Thanks for the comments — interesting stuff. I just wanted to point out, though, that the above statement is incorrect. Here’s what McGill University researcher Véronique Bohbot had to say on the topic:
“There are sex differences in navigation; however, women and men use spatial and response strategies in equal proportions. In fact, there are many studies that show that women are better than men on spatial tasks that require knowledge about the relative position of objects in an environment. Studies of hippocampal volume in men and women support this: women have bigger hippocampi than men!
So women navigate using objects/landmarks more than men.
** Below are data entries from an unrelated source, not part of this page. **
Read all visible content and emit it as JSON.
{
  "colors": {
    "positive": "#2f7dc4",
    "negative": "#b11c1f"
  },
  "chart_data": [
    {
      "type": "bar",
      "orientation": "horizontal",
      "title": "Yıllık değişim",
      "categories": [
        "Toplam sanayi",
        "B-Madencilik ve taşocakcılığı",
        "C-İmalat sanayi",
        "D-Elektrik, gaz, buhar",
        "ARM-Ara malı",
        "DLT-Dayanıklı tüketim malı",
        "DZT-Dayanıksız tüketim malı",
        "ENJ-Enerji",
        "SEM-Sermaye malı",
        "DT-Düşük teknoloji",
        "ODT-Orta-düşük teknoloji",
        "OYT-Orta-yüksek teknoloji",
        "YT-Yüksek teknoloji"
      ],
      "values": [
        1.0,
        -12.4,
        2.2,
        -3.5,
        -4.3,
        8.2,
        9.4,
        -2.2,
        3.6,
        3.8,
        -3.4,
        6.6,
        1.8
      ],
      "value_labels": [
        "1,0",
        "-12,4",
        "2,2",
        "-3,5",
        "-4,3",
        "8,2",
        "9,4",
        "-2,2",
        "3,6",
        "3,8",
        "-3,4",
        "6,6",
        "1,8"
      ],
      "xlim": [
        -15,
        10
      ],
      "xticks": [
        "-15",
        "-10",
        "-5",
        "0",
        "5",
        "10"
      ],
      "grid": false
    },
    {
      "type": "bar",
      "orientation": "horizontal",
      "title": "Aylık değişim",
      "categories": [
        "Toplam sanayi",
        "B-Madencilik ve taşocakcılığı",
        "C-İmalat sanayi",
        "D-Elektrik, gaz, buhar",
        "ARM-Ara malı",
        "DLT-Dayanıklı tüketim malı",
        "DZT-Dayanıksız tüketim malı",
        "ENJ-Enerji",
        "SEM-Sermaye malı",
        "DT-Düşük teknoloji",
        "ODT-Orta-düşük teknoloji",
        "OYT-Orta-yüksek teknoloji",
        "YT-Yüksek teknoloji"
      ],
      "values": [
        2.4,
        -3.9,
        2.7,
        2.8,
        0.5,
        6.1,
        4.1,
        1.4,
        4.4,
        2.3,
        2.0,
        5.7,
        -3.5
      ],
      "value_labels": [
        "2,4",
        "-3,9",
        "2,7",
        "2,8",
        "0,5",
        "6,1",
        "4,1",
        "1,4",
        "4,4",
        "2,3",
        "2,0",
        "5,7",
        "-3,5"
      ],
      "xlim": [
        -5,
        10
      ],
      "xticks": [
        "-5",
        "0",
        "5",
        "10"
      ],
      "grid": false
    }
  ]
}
We showed, in one of our experiments, that if you remove landmarks, women become impaired relative to men. This study suggests that men are better at using non-spatial strategies than women to compensate for the lack of landmarks. Many other studies in the literature suggest that men use Euclidian and polar coordinates (e.g., Go two miles north, then head west for 1.5 miles). So sex differences in navigation show a male advantage or a female advantage depending on the nature of the task.”
In “Fly At Your Own Risk” (November), Carol Shaben alerts us to Transport Canada’s dilatory response to questions surrounding the inadequacy of its safety oversight program: an apparently irrelevant $690,000 consultants’ study. Indeed, this is precisely the type of bureaucratic game I discussed some eighteen years ago in connection with the disintegration of the Transportation Safety Board’s sad predecessor, the Canadian Aviation Safety Board, in my book Improbable Cause.
But while Shaben looks to Justice Virgil Moshansky’s brilliant report on the 1989 Air Ontario crash at Dryden for a solution, his analysis was by no means the first. Roll back the clock another decade to the Commission of Inquiry into Aviation Safety, initiated in the wake of a deadly air crash at Cranbrook, BC. Based on exhaustive hearings and frightening case studies, Justice Charles Dubin urged the creation of a long-sought-after independent tribunal to investigate aviation accidents and conduct public inquiries in the interest of aviation safety. Had the resulting casb functioned as intended, Moshansky’s inquiry would have been unnecessary. (Judge C. H. Rolf had, presciently, made this very observation about his own inquiry into the 1984 Wapiti Aviation crash.)
After the CASB’s collapse, following the scandalous investigation of Canada’s worst-ever aviation disaster — the crash of the Arrow Air DC-8 in Gander, Newfoundland, in 1985 — the legislation drafted to replace it didn’t incorporate recommendations from a study (yes, another) by future Supreme Court justice John Sopinka that reiterated Dubin’s call for a truly independent tribunal. Instead, the new multi-modal tsb became “an agency of inefficiency, secrecy and chronic timidity,” according to yet another long-forgotten study — a year-long review of the TSB’s first three years of operation conducted by former Alberta cabinet minister Louis Hyndman.
Do we need yet another inquiry at this point to rediscover Justice Dubin’s remedy? Or should we focus on the record of thwarted reforms and the twice-failed implementation? Remember, every time history repeats itself the price goes up.